Sid is very close on Elacarte, the Emacs package discovery tool. But he hasn't had any time to work on it recently and it is for the moment stalled 🫀

Rhombus: the New Python?

Dominik observed that Rhombus has python-esque syntax but Chez-like performance, making it a good candidate for adoption in settings currently using Python. If we can have a good data science story for the ecosystem, perhaps with Qi + Machete, then we really might be onto something.

Scheduling

It's Thanksgiving next week in the US, so Sid may not be able to join the call for long as he will be visiting family.

The following week, Dominik won't be able to attend as he will be at a meeting of the 2600 club.

Next Steps

(Some of these are carried over from last time)

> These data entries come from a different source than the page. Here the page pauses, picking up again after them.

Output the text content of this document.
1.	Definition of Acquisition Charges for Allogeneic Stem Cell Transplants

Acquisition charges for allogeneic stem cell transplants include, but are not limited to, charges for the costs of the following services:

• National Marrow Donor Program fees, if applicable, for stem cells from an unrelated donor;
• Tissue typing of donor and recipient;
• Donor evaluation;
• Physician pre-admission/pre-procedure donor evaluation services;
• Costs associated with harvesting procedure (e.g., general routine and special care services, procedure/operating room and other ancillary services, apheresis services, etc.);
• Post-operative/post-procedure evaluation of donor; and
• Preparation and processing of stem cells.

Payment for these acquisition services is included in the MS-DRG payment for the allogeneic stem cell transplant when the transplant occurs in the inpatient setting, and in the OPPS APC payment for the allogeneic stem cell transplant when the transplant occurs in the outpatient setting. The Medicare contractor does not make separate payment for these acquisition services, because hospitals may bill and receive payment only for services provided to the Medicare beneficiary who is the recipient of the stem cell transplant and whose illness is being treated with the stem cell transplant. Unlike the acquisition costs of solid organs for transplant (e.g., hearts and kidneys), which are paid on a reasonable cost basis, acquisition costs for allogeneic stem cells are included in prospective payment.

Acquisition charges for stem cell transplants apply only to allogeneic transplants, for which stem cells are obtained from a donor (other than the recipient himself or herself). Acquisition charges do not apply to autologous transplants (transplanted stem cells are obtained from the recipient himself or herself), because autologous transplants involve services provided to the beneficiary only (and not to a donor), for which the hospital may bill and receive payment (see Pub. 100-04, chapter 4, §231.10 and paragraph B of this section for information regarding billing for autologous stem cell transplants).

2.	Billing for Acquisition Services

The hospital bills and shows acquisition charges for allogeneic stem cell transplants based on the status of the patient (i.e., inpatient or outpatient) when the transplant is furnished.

  • Add bindings and effects to the Redex semantics (including: ensure that test cases validate that scoping rules are purely lexical and not dynamic)
  • Incorporate Chai into Qi.
  • Implement a compile-time table of known arities and add an entry to it as part of define-flow.
  • Ready the inlining PR to be merged and tag for code review.
  • Write phase 1 unit tests for inlining.
  • Define the define-producer, define-transformer, and define-consumer interface for extending deforestation (also encapsulating both naive and stream semantics in the definition), and re-implement existing operations using it.
  • Implement the remaining producers and transformers in racket/list for qi/list.
  • Attach a deforested syntax property in the deforestation pass, and use it in compiler rules tests (instead of string matching).
  • Improve qi/list and deforestation testing by writing a macro to simultaneously test the expansion and the semantics.
  • Investigate whether the deforested operations could be expressed using a small number of core forms like #%producer, #%transformer, #%consumer, and #%stream.
  • Decide on whether there will be any deforested operations provided in (require qi) (without (require qi/list))
  • Review which racket/list forms are actually needed in qi/list
  • Come up with a good way to validate the syntactic arguments to range using contracts.
  • Start organizing qi-lib into qi and qi/base collections
  • Publish qi/class in some form.
  • Implement DAG-like binding rules for branching forms [Syntax Spec parallel binding-spec PR]
  • Formalize Qi's semantics using Redex.
  • Incorporate effects and bindings into Qi's pen-and-paper semantic model.
  • Return to developing Qi's theory of effects, including accounting for binding rules.
  • Write a proof-of-concept for implementing code generation from abstractions of "flow" and "connective tissue" that are set by a context parameter.
  • Why is range-map-car slower against Racket following the Qi 5 release?
  • Decide on appropriate reference implementations to use for comparison in the new benchmarks report and add them.
  • Add reader flow syntax in #lang qi
  • Develop a backwards-incompatibility migration tool using Resyntax, to be used in the next Qi release.